Kolmanskop—Where Sand and Rust Consume
On the searing sands of the Namib Desert, near the windswept coast of southern Namibia, lie the empty ruins of a town that was inhabited for less than 50 years—Kolmanskop.
When diamonds were discovered here in 1908, prospectors, mining magnates, and a variety of shady characters soon swooped in like vultures. Before long, Kolmanskop was a thriving town, complete with grand colonial-German houses, a post office, and its own hotel. Kolmanskop even sported a two-story casino, with theater and bowling alley—luxuries that made life more pleasant in the remote Namib Desert.

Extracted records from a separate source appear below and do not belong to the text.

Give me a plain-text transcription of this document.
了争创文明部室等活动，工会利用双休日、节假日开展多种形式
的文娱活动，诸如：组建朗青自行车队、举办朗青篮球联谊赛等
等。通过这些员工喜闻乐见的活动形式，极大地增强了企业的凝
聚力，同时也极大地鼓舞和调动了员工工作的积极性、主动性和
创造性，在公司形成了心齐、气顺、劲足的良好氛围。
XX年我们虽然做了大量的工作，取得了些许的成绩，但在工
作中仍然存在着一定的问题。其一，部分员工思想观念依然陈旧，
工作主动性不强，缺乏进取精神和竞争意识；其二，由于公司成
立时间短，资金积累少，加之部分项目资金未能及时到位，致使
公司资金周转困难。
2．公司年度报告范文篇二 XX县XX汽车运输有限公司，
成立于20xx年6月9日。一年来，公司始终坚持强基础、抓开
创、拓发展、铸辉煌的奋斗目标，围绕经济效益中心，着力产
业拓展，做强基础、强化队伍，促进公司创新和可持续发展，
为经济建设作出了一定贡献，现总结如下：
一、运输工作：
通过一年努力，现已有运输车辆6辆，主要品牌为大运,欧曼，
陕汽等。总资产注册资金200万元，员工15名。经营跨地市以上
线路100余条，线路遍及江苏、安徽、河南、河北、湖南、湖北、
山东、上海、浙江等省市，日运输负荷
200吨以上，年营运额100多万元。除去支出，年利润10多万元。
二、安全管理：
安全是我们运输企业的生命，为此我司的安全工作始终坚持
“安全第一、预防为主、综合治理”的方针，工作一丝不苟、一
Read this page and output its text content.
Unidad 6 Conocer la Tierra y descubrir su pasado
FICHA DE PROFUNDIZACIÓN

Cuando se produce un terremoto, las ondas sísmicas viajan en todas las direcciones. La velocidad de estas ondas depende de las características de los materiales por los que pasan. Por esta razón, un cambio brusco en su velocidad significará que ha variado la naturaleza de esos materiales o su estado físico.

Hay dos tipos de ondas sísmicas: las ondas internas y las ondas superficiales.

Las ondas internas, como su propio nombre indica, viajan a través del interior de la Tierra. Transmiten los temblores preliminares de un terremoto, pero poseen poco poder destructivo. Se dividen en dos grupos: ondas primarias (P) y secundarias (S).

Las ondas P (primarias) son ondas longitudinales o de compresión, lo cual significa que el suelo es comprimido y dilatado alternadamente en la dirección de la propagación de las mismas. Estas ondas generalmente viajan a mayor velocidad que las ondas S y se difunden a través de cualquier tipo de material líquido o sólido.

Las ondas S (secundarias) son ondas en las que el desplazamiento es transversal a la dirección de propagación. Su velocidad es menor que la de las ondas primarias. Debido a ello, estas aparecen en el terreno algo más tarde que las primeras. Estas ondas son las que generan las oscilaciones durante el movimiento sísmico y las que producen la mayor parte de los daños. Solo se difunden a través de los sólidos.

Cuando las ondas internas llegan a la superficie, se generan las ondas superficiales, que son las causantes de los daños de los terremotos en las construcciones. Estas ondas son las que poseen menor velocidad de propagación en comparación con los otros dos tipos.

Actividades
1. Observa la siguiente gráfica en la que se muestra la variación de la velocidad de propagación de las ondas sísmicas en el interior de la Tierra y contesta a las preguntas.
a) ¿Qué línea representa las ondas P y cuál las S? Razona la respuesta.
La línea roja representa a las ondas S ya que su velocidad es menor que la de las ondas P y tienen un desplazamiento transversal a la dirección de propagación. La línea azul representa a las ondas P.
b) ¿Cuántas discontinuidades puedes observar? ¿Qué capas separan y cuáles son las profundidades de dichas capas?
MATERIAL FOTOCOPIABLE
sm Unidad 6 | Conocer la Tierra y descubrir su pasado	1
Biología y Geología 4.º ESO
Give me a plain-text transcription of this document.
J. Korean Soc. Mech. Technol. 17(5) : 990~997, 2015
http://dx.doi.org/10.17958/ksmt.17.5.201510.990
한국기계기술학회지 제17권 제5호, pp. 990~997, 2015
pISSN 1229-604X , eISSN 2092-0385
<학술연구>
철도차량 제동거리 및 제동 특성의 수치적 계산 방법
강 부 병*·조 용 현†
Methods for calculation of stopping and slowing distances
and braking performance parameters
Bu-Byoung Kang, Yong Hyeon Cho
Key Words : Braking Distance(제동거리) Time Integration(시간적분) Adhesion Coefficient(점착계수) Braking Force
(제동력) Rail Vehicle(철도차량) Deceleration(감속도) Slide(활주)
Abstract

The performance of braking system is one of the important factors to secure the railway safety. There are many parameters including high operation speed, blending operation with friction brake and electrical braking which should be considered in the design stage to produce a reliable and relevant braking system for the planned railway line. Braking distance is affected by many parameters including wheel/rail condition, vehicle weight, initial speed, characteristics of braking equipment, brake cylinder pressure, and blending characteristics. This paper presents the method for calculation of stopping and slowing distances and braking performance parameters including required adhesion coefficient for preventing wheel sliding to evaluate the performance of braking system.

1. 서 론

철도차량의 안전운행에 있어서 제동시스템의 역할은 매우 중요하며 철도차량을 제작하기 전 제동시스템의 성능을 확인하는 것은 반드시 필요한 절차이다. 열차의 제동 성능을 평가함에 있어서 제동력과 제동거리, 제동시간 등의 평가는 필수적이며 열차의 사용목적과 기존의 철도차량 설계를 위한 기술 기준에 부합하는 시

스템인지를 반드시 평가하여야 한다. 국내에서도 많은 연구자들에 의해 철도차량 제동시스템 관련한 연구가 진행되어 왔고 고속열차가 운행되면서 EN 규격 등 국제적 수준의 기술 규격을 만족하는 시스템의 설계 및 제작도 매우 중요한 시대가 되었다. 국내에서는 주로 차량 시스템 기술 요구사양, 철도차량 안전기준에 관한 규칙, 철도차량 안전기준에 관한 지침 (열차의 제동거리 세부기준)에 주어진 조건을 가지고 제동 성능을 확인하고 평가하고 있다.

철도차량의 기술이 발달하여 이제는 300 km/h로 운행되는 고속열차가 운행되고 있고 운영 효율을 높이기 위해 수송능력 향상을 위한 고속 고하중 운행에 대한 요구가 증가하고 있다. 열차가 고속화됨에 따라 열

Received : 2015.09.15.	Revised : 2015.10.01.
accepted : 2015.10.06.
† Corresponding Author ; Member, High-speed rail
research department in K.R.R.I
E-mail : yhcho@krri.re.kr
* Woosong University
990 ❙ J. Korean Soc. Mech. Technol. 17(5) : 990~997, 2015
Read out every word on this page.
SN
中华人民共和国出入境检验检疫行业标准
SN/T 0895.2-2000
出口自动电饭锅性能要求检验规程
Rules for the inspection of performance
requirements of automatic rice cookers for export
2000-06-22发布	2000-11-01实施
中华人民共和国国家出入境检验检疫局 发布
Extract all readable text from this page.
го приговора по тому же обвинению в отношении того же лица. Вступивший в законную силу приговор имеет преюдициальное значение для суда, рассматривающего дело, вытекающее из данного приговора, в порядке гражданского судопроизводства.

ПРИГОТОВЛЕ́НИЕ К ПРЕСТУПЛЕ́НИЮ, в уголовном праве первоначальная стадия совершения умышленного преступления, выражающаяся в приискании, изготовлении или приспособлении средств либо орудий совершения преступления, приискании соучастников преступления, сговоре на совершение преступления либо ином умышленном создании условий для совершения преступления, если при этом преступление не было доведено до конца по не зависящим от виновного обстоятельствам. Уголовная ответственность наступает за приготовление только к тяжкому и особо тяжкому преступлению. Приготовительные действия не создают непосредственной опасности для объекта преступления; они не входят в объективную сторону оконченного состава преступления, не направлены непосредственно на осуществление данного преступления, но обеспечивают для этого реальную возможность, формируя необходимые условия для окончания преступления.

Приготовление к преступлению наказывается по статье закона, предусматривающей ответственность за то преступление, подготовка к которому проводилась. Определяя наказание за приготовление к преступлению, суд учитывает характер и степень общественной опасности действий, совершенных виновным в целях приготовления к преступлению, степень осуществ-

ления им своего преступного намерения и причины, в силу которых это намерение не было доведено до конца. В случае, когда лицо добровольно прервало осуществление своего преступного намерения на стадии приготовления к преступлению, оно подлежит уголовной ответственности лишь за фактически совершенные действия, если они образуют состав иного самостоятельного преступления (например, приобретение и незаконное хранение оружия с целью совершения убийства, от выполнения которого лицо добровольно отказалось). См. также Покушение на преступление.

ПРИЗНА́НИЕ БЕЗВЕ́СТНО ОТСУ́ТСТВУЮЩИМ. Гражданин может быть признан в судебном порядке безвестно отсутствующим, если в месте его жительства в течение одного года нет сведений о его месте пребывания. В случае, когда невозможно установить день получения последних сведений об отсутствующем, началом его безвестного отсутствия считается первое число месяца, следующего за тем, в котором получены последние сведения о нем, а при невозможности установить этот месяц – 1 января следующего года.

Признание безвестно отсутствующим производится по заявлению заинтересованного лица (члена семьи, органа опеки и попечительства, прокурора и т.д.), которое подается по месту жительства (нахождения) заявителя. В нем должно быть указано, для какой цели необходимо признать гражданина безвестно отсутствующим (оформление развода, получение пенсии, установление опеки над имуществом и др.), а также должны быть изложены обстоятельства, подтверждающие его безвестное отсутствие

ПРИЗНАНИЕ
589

But the very reason for Kolmanskop’s existence led to its demise. The mines were quickly depleted of precious stones of profitable size and quality. Prospectors were soon lured away as bigger and better diamonds were discovered elsewhere. In addition, the early 1900’s saw a slump in the diamond market. Gradually the town’s life ebbed away until finally, by 1956, Kolmanskop was abandoned.
Today, unused machinery lies rusting under the harsh African sun—a legacy of man’s short-lived attempts to wrest wealth from the earth. Kolmanskop thus serves as a graphic reminder of the vanity of pursuing earthly riches. Said Jesus: “Store up for yourselves treasures in heaven, where neither moth nor rust consumes.”—Matthew 6:20.